Hyaluronan Expression

“In these overall populations, the suggestion of improved efficacy did not reach statistical significance. However, when patients were stratified by [hyaluronan] content, there were two observations,” he reported.

In hyaluronan-low patients, there appeared to be no benefit to adding PEGPH20, “which might be expected, if hyaluronan is a specific target,” he pointed out. In contrast, in the hyaluronan-high patients, the results were striking.

In the hyaluronan-high subset, the overall response rate was 52% in the PAG arm, compared to 24% with chemotherapy alone (P = .038), and median duration of response was 8.1 months vs 3.7 months, respectively. Restricting the evaluation to patients treated before the clinical hold (and therefore not contaminated by crossover), the investigators observed an even larger difference, with response rates of 73% and 27%, respectively (P = .01).

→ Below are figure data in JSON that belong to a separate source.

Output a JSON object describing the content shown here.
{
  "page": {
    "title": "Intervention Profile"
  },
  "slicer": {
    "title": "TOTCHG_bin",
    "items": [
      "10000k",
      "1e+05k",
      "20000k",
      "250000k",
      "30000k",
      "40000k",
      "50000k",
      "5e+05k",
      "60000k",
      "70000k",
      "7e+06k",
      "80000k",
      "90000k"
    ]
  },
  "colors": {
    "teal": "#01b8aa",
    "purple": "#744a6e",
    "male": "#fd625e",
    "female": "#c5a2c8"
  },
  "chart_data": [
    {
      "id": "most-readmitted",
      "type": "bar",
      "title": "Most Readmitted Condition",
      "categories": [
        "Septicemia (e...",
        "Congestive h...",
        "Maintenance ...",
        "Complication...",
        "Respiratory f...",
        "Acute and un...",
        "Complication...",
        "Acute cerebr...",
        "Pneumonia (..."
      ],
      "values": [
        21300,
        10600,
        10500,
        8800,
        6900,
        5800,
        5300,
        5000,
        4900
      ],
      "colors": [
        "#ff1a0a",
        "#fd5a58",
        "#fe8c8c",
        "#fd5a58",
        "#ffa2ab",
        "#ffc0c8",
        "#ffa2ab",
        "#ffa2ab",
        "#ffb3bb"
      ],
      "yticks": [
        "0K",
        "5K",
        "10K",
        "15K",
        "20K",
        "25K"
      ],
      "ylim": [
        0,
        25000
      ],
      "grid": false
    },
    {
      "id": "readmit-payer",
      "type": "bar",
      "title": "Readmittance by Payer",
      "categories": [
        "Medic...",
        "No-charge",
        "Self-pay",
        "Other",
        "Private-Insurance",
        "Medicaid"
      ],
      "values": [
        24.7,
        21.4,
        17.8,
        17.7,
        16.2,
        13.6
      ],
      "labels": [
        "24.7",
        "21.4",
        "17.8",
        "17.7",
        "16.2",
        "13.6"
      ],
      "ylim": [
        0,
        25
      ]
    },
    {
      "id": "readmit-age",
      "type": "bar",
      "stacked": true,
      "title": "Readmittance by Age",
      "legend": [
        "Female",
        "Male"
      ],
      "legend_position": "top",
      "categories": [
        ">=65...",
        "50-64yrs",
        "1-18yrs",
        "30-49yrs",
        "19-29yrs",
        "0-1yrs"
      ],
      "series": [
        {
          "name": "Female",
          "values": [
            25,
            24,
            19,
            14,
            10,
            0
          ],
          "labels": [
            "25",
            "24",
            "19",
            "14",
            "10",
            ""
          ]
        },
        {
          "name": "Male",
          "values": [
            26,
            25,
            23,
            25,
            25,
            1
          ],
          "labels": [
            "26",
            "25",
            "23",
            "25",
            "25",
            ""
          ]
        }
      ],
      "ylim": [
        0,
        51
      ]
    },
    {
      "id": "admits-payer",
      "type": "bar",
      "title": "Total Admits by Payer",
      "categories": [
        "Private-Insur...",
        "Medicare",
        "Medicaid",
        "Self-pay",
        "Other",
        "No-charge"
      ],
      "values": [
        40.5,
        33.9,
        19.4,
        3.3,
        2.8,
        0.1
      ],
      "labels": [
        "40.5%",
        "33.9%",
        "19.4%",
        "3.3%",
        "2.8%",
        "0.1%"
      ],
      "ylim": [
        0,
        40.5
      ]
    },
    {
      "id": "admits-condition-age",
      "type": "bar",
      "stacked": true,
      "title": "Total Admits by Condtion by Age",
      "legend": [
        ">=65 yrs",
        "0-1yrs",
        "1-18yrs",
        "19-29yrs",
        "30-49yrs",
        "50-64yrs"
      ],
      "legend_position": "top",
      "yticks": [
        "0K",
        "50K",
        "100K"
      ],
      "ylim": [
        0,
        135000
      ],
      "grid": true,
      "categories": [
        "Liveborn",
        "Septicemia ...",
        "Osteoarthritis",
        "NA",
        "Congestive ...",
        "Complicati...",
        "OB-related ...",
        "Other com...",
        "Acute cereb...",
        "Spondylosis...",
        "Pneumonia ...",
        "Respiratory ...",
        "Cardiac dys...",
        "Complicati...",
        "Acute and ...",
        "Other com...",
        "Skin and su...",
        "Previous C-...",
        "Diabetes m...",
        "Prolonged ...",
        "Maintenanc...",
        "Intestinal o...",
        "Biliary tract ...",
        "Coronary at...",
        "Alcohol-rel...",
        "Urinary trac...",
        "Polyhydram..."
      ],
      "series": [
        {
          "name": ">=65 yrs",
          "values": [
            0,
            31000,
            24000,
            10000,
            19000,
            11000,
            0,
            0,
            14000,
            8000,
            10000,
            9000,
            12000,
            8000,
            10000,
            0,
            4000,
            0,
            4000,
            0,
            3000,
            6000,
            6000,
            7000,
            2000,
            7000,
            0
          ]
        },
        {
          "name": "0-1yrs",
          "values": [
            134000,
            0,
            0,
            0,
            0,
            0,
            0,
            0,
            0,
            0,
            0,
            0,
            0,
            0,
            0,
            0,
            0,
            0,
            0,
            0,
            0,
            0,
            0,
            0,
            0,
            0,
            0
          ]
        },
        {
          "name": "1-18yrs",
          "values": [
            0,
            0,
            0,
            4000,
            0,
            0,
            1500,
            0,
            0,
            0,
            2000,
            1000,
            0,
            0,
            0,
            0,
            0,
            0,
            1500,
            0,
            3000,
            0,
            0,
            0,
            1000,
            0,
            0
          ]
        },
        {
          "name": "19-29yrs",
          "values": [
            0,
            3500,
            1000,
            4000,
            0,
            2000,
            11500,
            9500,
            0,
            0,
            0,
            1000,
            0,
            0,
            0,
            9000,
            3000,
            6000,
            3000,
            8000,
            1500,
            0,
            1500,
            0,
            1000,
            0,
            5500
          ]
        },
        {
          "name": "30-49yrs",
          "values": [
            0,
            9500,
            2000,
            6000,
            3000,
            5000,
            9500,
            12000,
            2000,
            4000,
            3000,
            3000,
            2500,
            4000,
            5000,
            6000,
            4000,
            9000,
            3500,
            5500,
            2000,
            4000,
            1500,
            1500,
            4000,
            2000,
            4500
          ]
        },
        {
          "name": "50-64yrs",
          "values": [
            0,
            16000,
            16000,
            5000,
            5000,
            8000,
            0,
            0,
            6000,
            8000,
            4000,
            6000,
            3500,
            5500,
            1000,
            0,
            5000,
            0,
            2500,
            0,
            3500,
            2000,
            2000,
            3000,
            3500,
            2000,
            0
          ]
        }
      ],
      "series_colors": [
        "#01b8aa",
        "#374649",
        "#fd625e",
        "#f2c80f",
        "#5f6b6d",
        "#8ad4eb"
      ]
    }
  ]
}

Median progression-free survival was 9.2 months in the hyaluronan-high patients receiving PAG, vs 4.3 months with chemotherapy alone (hazard ratio [HR] = 0.39; P = .05). Again, no differences were observed in the hyaluronan-low subset.

“A trend in overall survival in the triplet arm reflected the differences noted by the other measures and does include data on 12 of the 23 PAG patients who discontinued the enzyme and got nab-paclitaxel/gemcitabine alone, after the hold,” Dr. Hingorani said. Median overall survival was 12 months with PAG and 9 months with chemotherapy alone (HR = 0.62).

Thromboembolic Events

Treatment-related adverse events seen more frequently with PAG included peripheral edema (58% vs 31%), muscle spasms (55% vs 2%), and neutropenia (32% vs 18%).

After initiation of prophylaxis with enoxaparin at 40 mg/d, the rate of thromboembolic events “normalized” between the arms, at approximately 29% for both groups. For patients initiated on enoxaparin at 1 mg/kg/d, the risk of thromboembolic events was ameliorated even further, to 0% with PAG and 10% with nab-paclitaxel and gemcitabine. These findings suggest that the thromboembolic risk can be adequately managed, he said. ■

Disclosure: Dr. Hingorani is a consultant for Halozyme Therapeutics.

Reference

1. Hingorani SR, Harris WP, Hendifar AE, et al: High response rate and PFs with PEGPH20 to nab-paclitaxel/gemcitabine in stage IV previously untreated pancreatic cancer patients with high-HA tumors: Interim results of a randomized phase II study. 2015 ASCO Annual Meeting. Abstract 4006. Presented May 31, 2015.